Superschnüffler Rock Rockenschaub freut sich auf einen CHILLIGEN SOMMER IM OTTAKRINGER BAD. Ladys eincremen, Joints drehen und beim Herrengedeck entspannen. Am besten geht das mit seinem BUDDY BADEMEISTER HORST: dem Meister des Sonnenöls! Der Supergigolo ist über zwei Meter groß und geformt wie ein Cornetto blonde Haare bis halb zum Arsch und ein fetter Schnauzer im Gesicht. DER AUSTRIAN HULK HOGAN! Mit ihm wäre Rocks Sommer perfekt bis die DENKBAR GRÖSSTE KATASTROPHE eintritt: Horst ist plötzlich verschwunden! Rock macht sich auf die Suche und findet heraus, dass sein FREUND IM GEFÄNGNIS sitzt, weil ihn eine bloggende Lehrerin gigantischer Ausmaße mit Achtsamkeits-Tick der Vergewaltigung bezichtigt. (Lachhaft! Horst und eine Dicke?) Das Leben ist einfach so verflucht schwer, wenn man so eine sexy Schnitte wie Horst ist. Wird er dem DRUCK ALS FRAUENHELD AUF DIE DAUER STANDHALTEN können?

REBHANDL VOM FEINSTEN! DERBKOMISCHE TYPEN UND DRECKIGE GEHEIMNISSE.
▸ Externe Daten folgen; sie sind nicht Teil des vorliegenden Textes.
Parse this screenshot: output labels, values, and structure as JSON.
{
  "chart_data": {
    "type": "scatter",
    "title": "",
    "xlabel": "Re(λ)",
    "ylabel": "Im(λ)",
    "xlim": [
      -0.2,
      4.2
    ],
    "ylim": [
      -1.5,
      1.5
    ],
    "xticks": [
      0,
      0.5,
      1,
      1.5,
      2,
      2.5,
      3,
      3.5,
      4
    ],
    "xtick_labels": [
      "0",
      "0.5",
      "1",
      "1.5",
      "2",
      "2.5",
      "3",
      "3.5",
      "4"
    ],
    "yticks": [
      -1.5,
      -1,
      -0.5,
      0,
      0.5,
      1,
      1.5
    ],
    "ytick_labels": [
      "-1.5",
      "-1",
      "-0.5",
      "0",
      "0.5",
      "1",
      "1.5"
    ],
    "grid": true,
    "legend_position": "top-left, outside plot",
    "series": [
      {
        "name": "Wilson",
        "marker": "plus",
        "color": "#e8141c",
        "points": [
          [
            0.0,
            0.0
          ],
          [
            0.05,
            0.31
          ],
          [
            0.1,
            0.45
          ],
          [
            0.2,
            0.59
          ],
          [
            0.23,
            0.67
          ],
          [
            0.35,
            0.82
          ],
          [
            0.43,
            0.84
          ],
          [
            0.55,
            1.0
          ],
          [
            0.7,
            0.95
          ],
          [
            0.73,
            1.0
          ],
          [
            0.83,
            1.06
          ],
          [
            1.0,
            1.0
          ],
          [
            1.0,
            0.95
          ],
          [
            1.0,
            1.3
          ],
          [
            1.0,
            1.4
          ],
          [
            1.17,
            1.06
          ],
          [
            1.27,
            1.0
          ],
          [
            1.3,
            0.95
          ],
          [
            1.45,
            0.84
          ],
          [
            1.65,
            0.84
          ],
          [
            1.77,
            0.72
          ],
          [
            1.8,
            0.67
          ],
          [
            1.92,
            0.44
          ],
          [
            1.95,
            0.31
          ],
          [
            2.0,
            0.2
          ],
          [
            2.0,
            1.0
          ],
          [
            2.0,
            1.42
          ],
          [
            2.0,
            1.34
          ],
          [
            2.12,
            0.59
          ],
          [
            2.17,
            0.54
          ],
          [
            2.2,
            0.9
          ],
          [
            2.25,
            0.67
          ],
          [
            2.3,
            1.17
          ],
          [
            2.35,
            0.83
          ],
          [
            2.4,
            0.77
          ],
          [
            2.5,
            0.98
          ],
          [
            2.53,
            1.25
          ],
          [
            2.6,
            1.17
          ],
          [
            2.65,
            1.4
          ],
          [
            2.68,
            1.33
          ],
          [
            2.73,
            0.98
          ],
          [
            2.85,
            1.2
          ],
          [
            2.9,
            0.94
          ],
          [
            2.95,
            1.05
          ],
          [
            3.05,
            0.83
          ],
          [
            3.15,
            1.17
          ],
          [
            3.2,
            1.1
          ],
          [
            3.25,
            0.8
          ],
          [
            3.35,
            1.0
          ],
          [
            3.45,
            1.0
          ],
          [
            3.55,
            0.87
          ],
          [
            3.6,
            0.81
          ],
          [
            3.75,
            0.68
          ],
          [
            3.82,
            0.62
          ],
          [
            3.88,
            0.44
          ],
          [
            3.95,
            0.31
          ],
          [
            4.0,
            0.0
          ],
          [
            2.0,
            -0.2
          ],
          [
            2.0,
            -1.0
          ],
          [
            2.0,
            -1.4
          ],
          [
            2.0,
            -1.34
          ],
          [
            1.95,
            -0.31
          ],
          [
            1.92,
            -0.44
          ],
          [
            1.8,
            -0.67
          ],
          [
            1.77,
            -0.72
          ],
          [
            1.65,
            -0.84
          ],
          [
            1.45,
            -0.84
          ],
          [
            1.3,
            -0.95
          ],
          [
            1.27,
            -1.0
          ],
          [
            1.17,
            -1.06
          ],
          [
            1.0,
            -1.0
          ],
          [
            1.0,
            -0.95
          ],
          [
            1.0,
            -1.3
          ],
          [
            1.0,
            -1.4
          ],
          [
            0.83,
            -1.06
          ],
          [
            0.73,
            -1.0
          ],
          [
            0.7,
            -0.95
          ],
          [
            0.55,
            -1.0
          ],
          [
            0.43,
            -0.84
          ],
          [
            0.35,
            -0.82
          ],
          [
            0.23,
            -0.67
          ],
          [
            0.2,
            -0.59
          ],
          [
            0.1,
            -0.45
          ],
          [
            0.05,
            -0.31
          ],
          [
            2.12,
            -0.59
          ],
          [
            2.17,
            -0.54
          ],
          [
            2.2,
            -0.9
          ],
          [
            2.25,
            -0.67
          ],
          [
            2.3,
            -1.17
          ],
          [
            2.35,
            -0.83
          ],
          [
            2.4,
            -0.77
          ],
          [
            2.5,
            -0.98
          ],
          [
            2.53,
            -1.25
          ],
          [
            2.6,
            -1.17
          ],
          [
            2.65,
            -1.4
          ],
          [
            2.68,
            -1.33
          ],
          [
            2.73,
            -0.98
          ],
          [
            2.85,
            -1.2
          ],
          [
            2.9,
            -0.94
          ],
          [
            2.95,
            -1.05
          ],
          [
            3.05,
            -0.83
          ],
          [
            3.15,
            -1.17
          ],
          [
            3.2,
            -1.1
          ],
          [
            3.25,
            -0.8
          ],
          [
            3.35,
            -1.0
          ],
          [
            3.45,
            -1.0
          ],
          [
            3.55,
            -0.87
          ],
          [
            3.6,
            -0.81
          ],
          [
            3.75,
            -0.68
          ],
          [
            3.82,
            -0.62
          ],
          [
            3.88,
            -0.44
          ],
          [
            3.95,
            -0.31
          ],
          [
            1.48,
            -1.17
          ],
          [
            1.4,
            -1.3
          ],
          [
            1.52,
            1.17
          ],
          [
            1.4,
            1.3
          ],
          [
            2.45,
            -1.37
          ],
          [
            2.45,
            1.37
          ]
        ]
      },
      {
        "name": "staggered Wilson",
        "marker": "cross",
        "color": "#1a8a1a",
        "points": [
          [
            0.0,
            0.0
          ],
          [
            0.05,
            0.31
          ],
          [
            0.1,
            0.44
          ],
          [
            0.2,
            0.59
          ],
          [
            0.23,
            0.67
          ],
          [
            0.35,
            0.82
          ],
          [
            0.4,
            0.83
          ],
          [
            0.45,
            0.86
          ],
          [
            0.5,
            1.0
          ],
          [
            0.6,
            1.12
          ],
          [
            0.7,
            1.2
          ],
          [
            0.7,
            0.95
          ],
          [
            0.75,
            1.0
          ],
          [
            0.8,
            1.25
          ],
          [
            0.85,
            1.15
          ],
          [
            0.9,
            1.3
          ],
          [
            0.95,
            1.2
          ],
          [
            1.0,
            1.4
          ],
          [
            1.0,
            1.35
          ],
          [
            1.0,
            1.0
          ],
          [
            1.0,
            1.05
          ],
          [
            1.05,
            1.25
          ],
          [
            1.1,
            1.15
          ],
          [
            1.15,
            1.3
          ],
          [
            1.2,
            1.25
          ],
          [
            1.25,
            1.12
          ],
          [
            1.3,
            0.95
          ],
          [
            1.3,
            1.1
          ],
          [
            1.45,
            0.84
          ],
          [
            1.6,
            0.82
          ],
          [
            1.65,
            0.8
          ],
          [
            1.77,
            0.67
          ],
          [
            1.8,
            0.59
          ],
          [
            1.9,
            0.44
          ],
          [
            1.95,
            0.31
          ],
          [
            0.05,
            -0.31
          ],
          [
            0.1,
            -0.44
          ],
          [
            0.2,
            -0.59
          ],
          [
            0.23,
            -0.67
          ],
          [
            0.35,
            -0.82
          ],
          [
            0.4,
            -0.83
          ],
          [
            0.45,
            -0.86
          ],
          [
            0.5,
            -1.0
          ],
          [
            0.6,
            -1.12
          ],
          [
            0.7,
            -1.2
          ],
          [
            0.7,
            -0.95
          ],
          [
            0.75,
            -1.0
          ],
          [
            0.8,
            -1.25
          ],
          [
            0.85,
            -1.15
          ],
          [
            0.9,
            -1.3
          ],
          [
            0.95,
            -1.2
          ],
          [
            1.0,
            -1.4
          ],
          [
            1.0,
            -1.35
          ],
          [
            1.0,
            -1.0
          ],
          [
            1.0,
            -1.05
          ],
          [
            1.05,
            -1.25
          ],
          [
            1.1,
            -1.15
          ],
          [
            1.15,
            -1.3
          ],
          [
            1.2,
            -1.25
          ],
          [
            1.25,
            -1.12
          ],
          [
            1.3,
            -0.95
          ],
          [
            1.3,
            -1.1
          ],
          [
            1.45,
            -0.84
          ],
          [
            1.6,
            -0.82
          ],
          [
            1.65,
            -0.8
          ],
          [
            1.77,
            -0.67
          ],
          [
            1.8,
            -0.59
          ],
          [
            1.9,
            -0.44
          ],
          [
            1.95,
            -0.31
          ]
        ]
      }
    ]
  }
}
Als wäre das nicht schon Drama genug, wird DER SCHLAUCH, ein nigerianischer Drogendealer und Junkie-Kardinal ermordet und entmannt in einem Obdachlosenheim aufgefunden. Außerdem machen ROCKS HIRNRISSIGE FREUNDE ihm das Leben schwer: LEMMY, ständig im Drogenkoma, wird prompt zu Horsts VERTRETUNG SAMT SEXY BADEMEISTERHOSE ernannt, KUBELKA, Psychotherapeut und Sigmund-Freud-Fan-Nr. 1, muss sich verdreschen lassen, weil SEINE NEUE FLAMME ausgerechnet einen eifersüchtigen Ehemann haben muss und bei BULLE GUTTI ist sowieso alles verloren. Der bildet sich neuerdings ein, er muss DAS WELTKLIMA RETTEN, und zwar für Greta Thunberg und in gelber Warnweste. Ach du Scheiße.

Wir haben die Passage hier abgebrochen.